The connection holds a small Config clone and an Arc<AtomicBool> shutdown flag (graceful_shutdown flips it; the loop checks it at the top of each iteration). The future itself is Pin<Box<...>> — a single allocation per connection. Allocator pressure on the hot path comes from HeaderMap and the body Bytes, not from this box.

Builder — configuration

Builder is the only public way to construct a Connection. It is shaped intentionally like hyper::server::conn::http1::Builder:

Builder::new()
    .keep_alive(true)
    .max_head_size(16 * 1024)
    .max_body_size(16 * 1024 * 1024)
    .max_fds_per_request(16)
    .serve_connection(std_unix_stream, service);

serve_connection returns a Connection, which is a Future<Output = Result<()>>. The caller is responsible for owning the listener, calling accept(), and spawning that future onto a runtime.

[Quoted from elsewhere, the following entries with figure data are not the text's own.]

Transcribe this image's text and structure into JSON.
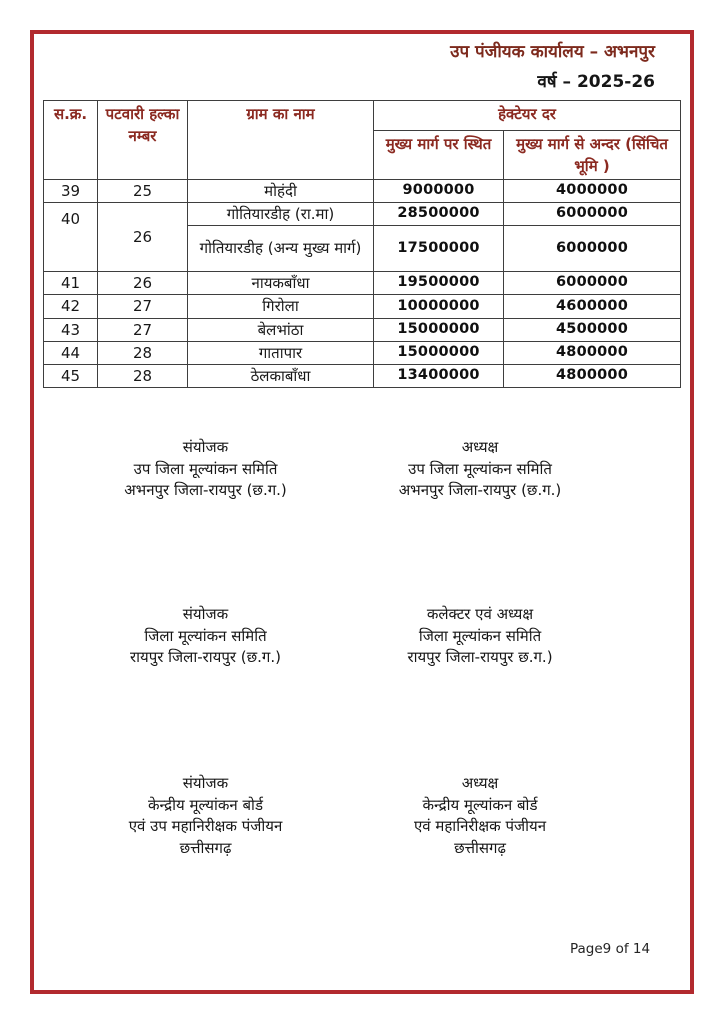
{
  "header": {
    "office": "उप पंजीयक कार्यालय – अभनपुर",
    "year": "वर्ष – 2025-26"
  },
  "table": {
    "headers": {
      "serial": "स.क्र.",
      "halka": "पटवारी हल्का नम्बर",
      "village": "ग्राम का नाम",
      "rate_group": "हेक्टेयर दर",
      "rate_on_road": "मुख्य मार्ग पर स्थित",
      "rate_inside": "मुख्य मार्ग से अन्दर (सिंचित भूमि )"
    },
    "rows": [
      {
        "serial": "39",
        "halka": "25",
        "village": "मोहंदी",
        "rate_on_road": "9000000",
        "rate_inside": "4000000"
      },
      {
        "serial": "40",
        "serial_rowspan": 2,
        "halka": "26",
        "halka_rowspan": 2,
        "village": "गोतियारडीह (रा.मा)",
        "rate_on_road": "28500000",
        "rate_inside": "6000000"
      },
      {
        "village": "गोतियारडीह (अन्य मुख्य मार्ग)",
        "rate_on_road": "17500000",
        "rate_inside": "6000000",
        "tall": true
      },
      {
        "serial": "41",
        "halka": "26",
        "village": "नायकबाँधा",
        "rate_on_road": "19500000",
        "rate_inside": "6000000"
      },
      {
        "serial": "42",
        "halka": "27",
        "village": "गिरोला",
        "rate_on_road": "10000000",
        "rate_inside": "4600000"
      },
      {
        "serial": "43",
        "halka": "27",
        "village": "बेलभांठा",
        "rate_on_road": "15000000",
        "rate_inside": "4500000"
      },
      {
        "serial": "44",
        "halka": "28",
        "village": "गातापार",
        "rate_on_road": "15000000",
        "rate_inside": "4800000"
      },
      {
        "serial": "45",
        "halka": "28",
        "village": "ठेलकाबाँधा",
        "rate_on_road": "13400000",
        "rate_inside": "4800000"
      }
    ]
  },
  "signatures": [
    {
      "left": [
        "संयोजक",
        "उप जिला मूल्यांकन समिति",
        "अभनपुर जिला-रायपुर (छ.ग.)"
      ],
      "right": [
        "अध्यक्ष",
        "उप जिला मूल्यांकन समिति",
        "अभनपुर जिला-रायपुर (छ.ग.)"
      ]
    },
    {
      "left": [
        "संयोजक",
        "जिला मूल्यांकन समिति",
        "रायपुर जिला-रायपुर (छ.ग.)"
      ],
      "right": [
        "कलेक्टर एवं अध्यक्ष",
        "जिला मूल्यांकन समिति",
        "रायपुर जिला-रायपुर छ.ग.)"
      ]
    },
    {
      "left": [
        "संयोजक",
        "केन्द्रीय मूल्यांकन बोर्ड",
        "एवं उप महानिरीक्षक पंजीयन",
        "छत्तीसगढ़"
      ],
      "right": [
        "अध्यक्ष",
        "केन्द्रीय मूल्यांकन बोर्ड",
        "एवं महानिरीक्षक पंजीयन",
        "छत्तीसगढ़"
      ]
    }
  ],
  "footer": {
    "page_label": "Page9 of 14"
  },
  "colors": {
    "border_red": "#b22a2e",
    "header_maroon": "#7d2a1d",
    "table_header_maroon": "#8b2a21"
  }
}
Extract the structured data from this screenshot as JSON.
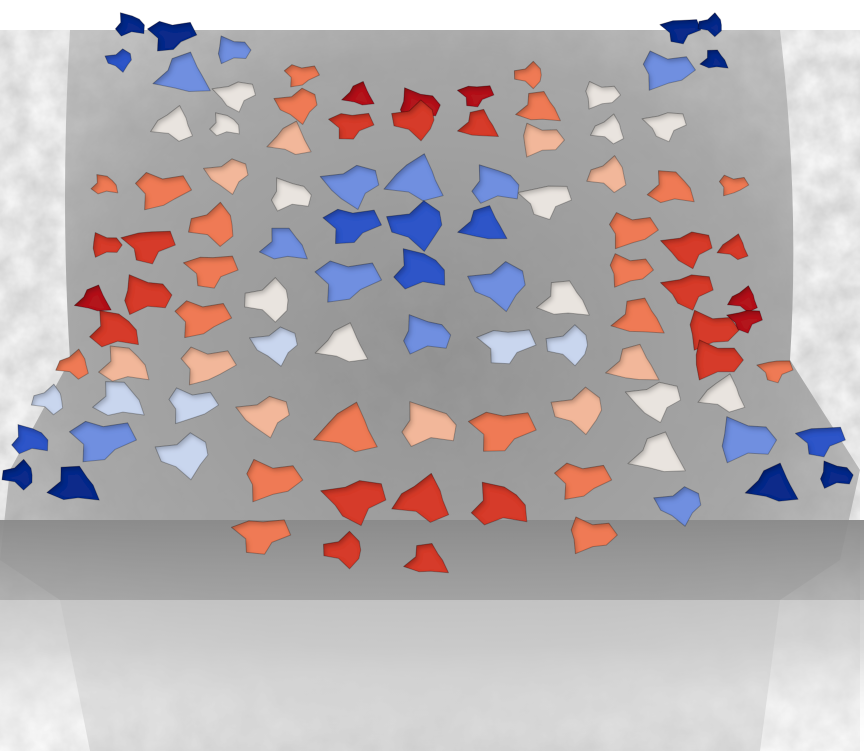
{
  "scene": {
    "description_visible_text": "",
    "colormap": [
      "#0d2a8a",
      "#2f55c8",
      "#6f8fe0",
      "#c9d6ee",
      "#e9e4df",
      "#f2b79a",
      "#ef7a55",
      "#d63a2c",
      "#b3141f"
    ]
  }
}
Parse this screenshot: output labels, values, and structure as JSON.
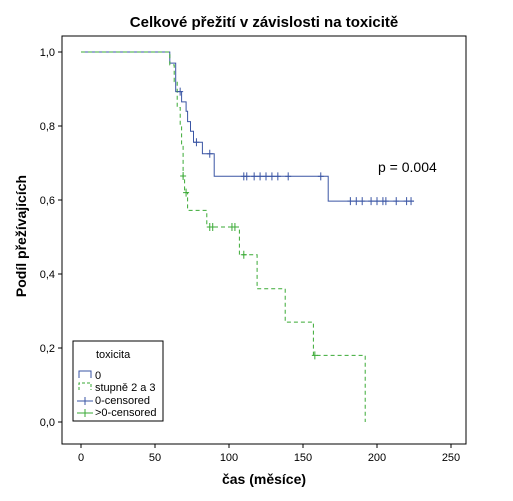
{
  "chart_data": {
    "type": "line",
    "subtype": "kaplan-meier-step",
    "title": "Celkové přežití v závislosti na toxicitě",
    "xlabel": "čas (měsíce)",
    "ylabel": "Podíl přežívajících",
    "xlim": [
      0,
      250
    ],
    "ylim": [
      0,
      1
    ],
    "x_ticks": [
      0,
      50,
      100,
      150,
      200,
      250
    ],
    "y_ticks": [
      0,
      0.2,
      0.4,
      0.6,
      0.8,
      1.0
    ],
    "x_tick_labels": [
      "0",
      "50",
      "100",
      "150",
      "200",
      "250"
    ],
    "y_tick_labels": [
      "0,0",
      "0,2",
      "0,4",
      "0,6",
      "0,8",
      "1,0"
    ],
    "grid": false,
    "legend": {
      "title": "toxicita",
      "position": "bottom-left",
      "entries": [
        "0",
        "stupně 2 a 3",
        "0-censored",
        ">0-censored"
      ]
    },
    "annotation": "p = 0.004",
    "series": [
      {
        "name": "0",
        "color": "#3a55a4",
        "dash": "solid",
        "steps": [
          [
            0,
            1.0
          ],
          [
            60,
            1.0
          ],
          [
            60,
            0.97
          ],
          [
            64,
            0.97
          ],
          [
            64,
            0.893
          ],
          [
            68,
            0.893
          ],
          [
            68,
            0.865
          ],
          [
            71,
            0.865
          ],
          [
            71,
            0.84
          ],
          [
            72,
            0.84
          ],
          [
            72,
            0.812
          ],
          [
            74,
            0.812
          ],
          [
            74,
            0.786
          ],
          [
            76,
            0.786
          ],
          [
            76,
            0.756
          ],
          [
            82,
            0.756
          ],
          [
            82,
            0.725
          ],
          [
            90,
            0.725
          ],
          [
            90,
            0.664
          ],
          [
            167,
            0.664
          ],
          [
            167,
            0.597
          ],
          [
            225,
            0.597
          ]
        ],
        "censored": [
          [
            67,
            0.893
          ],
          [
            78,
            0.756
          ],
          [
            87,
            0.725
          ],
          [
            110,
            0.664
          ],
          [
            112,
            0.664
          ],
          [
            117,
            0.664
          ],
          [
            121,
            0.664
          ],
          [
            125,
            0.664
          ],
          [
            129,
            0.664
          ],
          [
            133,
            0.664
          ],
          [
            140,
            0.664
          ],
          [
            162,
            0.664
          ],
          [
            182,
            0.597
          ],
          [
            186,
            0.597
          ],
          [
            190,
            0.597
          ],
          [
            196,
            0.597
          ],
          [
            200,
            0.597
          ],
          [
            204,
            0.597
          ],
          [
            206,
            0.597
          ],
          [
            213,
            0.597
          ],
          [
            220,
            0.597
          ],
          [
            223,
            0.597
          ]
        ]
      },
      {
        "name": "stupně 2 a 3",
        "color": "#3aaa35",
        "dash": "4,3",
        "steps": [
          [
            0,
            1.0
          ],
          [
            60,
            1.0
          ],
          [
            60,
            0.965
          ],
          [
            63,
            0.965
          ],
          [
            63,
            0.92
          ],
          [
            65,
            0.92
          ],
          [
            65,
            0.85
          ],
          [
            67,
            0.85
          ],
          [
            67,
            0.8
          ],
          [
            68,
            0.8
          ],
          [
            68,
            0.75
          ],
          [
            69,
            0.75
          ],
          [
            69,
            0.66
          ],
          [
            70,
            0.66
          ],
          [
            70,
            0.62
          ],
          [
            72,
            0.62
          ],
          [
            72,
            0.572
          ],
          [
            85,
            0.572
          ],
          [
            85,
            0.527
          ],
          [
            107,
            0.527
          ],
          [
            107,
            0.452
          ],
          [
            119,
            0.452
          ],
          [
            119,
            0.36
          ],
          [
            138,
            0.36
          ],
          [
            138,
            0.27
          ],
          [
            157,
            0.27
          ],
          [
            157,
            0.18
          ],
          [
            192,
            0.18
          ],
          [
            192,
            0.0
          ]
        ],
        "censored": [
          [
            69,
            0.665
          ],
          [
            71,
            0.62
          ],
          [
            87,
            0.527
          ],
          [
            89,
            0.527
          ],
          [
            102,
            0.527
          ],
          [
            104,
            0.527
          ],
          [
            110,
            0.452
          ],
          [
            158,
            0.18
          ]
        ]
      }
    ]
  }
}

We deliberately do not provide a "run a server" helper; the caller's accept loop is where graceful shutdown, connection limits, backpressure, and per-tenant tracing all live.

Public types — message and service

These two modules are the API surface a service author actually writes against:

  • message::Request — owned Method, Uri, Version, HeaderMap, body Bytes, plus fds: Vec<OwnedFd> and the matching fd_names: Vec<String>. fd_by_name() is the ergonomic accessor; take_fds() moves all fds out without re-running header lookups.
  • message::Response — symmetric, plus a small ResponseBuilder for ergonomic construction. fd("name", fd) appends to both fds and fd_names in lock-step so they cannot drift.
  • service::Servicefn call(&self, Request) -> Self::Future. &self is intentional; share a Service across requests on a connection without forcing interior mutability into every implementor. Blanket impls cover &S, Box<S>, Arc<S>, Rc<S>. service_fn adapts a closure for tests and one-off handlers.

Concurrency model

A Connection is a single future that owns a single FdStream. Requests on the same connection are processed strictly in order:

read head -> read body -> take fds -> service.call -> write response
                                                              |
                                                              v
                                                    next iteration ...

The dispatcher does not pipeline. This is a hard constraint of SCM_RIGHTS semantics, not a temporary simplification — see docs/fd-passing.md. Cross-connection concurrency is achieved by tokio::spawn-ing one Connection future per accepted UDS stream, exactly as the integration test and the benchmark do. Connection<F> is Send whenever the user's Service and its Future are Send, so it composes with multi-threaded runtimes without any LocalSet ceremony.

What lives outside the crate

The library does not own:

  • The listener (UnixListener).
  • The accept loop.
  • The runtime.
  • TLS (there is no TLS).
  • Connection limits, tracing, metrics — wrap the Service or wrap each serve_connection invocation.

This is the same split hyper's server::conn module makes, and for the same reasons: every embedder ends up wanting a slightly different accept-loop policy, and bundling one means everybody else has to opt out of it.